Tulisan Roh Nubuat tentang fokus pembicaraan kita pada hari Sabat :

Upon whom should our speech be focused on the Sabbath?
“When you are speaking of your hope in God, of Jesus and of his soon coming, and of the beauties of the New Earth, you are not speaking your own words. Of these things you may freely speak on the Sabbath. On six days you may talk of business matters, and lay plans that are necessary; but the Sabbath is holy time, and all worldly thoughts must, on that day, be dismissed from the mind. The blessing of God will then rest upon you, and you will have the sweet consolations of his Spirit, and you will also have confidence when you approach the throne of grace.” The Youth’s Instructor, February 1, 1853.

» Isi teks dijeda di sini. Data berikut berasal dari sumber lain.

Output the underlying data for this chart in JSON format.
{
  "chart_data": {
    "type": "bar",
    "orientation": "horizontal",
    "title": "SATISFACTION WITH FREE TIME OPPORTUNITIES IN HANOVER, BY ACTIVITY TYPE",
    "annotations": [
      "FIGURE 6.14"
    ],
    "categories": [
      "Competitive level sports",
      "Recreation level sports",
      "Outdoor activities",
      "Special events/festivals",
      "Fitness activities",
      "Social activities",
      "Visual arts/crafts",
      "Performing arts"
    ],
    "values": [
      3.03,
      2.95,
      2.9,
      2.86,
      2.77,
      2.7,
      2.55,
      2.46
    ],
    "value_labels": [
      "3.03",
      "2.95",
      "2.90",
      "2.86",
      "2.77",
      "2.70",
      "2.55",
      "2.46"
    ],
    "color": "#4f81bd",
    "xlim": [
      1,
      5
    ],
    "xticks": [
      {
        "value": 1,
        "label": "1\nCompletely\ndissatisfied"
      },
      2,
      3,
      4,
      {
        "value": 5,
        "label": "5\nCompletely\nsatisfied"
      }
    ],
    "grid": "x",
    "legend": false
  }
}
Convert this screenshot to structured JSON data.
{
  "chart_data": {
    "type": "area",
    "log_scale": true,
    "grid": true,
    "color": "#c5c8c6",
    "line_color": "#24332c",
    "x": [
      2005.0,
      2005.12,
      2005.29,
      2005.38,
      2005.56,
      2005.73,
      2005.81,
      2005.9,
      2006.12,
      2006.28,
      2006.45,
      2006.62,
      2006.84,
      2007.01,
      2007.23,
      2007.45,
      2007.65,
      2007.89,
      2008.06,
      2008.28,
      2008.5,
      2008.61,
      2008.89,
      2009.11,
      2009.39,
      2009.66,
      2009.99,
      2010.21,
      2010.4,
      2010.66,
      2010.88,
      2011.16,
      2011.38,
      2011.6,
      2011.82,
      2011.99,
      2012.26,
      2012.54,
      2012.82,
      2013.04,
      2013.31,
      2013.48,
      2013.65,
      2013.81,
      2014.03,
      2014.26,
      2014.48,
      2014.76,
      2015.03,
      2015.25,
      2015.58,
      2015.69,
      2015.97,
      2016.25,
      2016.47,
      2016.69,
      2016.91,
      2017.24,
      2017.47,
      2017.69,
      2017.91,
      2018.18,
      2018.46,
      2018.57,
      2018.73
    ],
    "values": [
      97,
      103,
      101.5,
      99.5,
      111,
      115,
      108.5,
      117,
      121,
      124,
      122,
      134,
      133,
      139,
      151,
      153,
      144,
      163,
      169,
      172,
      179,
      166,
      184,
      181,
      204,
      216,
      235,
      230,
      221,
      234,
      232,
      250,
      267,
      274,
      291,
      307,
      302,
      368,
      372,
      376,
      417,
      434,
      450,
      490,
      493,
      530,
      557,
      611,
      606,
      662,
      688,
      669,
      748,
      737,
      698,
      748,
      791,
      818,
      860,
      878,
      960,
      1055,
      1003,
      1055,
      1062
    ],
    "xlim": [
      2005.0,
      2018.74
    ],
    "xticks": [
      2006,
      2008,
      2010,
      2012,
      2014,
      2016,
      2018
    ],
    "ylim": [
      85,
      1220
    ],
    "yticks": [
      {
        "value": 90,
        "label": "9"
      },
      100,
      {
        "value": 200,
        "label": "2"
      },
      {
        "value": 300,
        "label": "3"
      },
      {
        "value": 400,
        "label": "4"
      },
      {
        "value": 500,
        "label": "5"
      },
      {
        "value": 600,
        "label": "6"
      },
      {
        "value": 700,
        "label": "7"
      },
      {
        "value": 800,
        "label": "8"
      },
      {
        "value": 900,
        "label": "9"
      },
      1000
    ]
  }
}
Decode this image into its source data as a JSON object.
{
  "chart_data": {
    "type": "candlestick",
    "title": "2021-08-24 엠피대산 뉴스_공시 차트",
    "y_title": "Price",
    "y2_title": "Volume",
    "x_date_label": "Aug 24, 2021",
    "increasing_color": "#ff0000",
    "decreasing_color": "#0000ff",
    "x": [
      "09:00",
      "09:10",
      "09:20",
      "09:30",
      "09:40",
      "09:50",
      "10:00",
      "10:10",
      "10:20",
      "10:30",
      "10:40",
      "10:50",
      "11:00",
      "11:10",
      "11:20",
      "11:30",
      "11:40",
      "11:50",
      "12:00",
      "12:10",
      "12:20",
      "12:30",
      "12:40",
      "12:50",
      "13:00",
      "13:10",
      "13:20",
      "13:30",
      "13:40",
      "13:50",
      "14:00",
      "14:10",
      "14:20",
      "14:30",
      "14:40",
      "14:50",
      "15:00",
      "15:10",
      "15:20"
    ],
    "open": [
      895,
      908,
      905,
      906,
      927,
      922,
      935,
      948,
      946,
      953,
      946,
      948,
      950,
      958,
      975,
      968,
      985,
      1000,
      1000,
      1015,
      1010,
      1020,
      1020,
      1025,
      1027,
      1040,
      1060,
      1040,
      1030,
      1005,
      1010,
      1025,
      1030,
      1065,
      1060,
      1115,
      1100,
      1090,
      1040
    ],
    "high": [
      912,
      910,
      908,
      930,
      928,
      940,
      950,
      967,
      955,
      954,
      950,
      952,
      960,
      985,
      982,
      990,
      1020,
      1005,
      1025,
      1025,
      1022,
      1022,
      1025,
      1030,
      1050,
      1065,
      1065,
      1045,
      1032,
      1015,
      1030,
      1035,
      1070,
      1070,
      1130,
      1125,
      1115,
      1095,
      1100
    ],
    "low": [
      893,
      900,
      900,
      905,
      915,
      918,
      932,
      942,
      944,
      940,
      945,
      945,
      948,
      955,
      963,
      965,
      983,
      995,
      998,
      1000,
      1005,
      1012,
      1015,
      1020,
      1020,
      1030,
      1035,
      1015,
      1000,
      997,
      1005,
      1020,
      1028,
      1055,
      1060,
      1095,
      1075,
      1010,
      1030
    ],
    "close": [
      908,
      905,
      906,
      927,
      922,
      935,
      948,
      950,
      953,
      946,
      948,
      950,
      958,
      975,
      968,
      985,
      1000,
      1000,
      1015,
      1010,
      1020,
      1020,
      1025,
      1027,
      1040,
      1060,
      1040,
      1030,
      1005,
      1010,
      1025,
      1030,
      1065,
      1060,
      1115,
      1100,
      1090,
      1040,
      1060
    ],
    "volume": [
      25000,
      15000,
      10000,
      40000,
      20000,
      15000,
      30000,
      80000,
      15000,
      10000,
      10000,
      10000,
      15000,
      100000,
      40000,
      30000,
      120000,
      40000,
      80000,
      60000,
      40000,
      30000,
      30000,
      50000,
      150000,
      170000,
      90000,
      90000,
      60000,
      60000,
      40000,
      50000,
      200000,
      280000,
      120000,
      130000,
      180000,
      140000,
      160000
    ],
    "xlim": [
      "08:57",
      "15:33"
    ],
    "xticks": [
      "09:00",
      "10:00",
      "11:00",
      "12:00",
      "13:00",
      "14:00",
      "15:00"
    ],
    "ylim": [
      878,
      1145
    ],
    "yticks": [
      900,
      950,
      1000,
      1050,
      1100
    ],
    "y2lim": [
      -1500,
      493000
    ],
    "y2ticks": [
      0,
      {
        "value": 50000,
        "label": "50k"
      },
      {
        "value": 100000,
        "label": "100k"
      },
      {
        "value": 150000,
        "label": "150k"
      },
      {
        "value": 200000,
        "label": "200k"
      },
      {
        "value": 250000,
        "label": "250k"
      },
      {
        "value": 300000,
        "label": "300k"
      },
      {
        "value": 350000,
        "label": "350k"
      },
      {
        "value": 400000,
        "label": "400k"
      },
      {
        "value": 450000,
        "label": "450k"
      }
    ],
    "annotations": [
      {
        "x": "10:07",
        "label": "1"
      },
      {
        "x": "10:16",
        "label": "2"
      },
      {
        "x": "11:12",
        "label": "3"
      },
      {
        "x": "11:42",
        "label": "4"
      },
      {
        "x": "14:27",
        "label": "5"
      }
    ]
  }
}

Tentang siapa seharusnya pembicaraan kita difokuskan pada hari Sabat?
“Bilamana engkau sedang membicarakan pengharapanmu akan Allah, akan Yesus dan kedatangan-Nya yang segera, dan akan keindahan-keindahan Dunia Baru, maka engkau tidaklah membicarakan kata-katamu sendiri. Akan hal-hal ini engkau boleh berbicara secara bebas pada hari Sabat. Dalam enam hari engkau boleh membicarakan urusan-urusan bisnis, dan menyusun rencana-rencana yang perlu; akan tetapi Sabat adalah waktu yang suci, dan segala pikiran-pikiran duniawi, haruslah, pada hari itu, disingkirkan dari pikiran. Berkat dari Allah kemudian akan tinggal atas dirimu, dan engkau akan memiliki penghiburan yang indah yang berasal dari Roh-Nya, dan engkau juga akan memiliki keyakinan ketika engkau mendekati takhta karunia itu.” The Youth’s Instructor, 1 Pebruari 1853. Sumber :

Saudara-Saudari yang terkasih, Alkitab dan Roh Nubuat telah menunjukkan kepada kita bahwa Sabat harus dikuduskan bagi Tuhan. Sabat itu suci, suci dari segala urusan duniawi, termasuk acara-acara kenegaraan maupun kebangsaan.
Tentang kemerdekaan yang dikaruniakan Kristus? Baiklah kita ingat bahwa kita dimerdekakan dari dosa oleh Yesus Kristus itu tidak ada kaitannya dengan hari kemerdekaan 17 Agustus. Karunia itu berlaku bukan hanya untuk orang Indonesia, tetapi bagi seluruh manusia.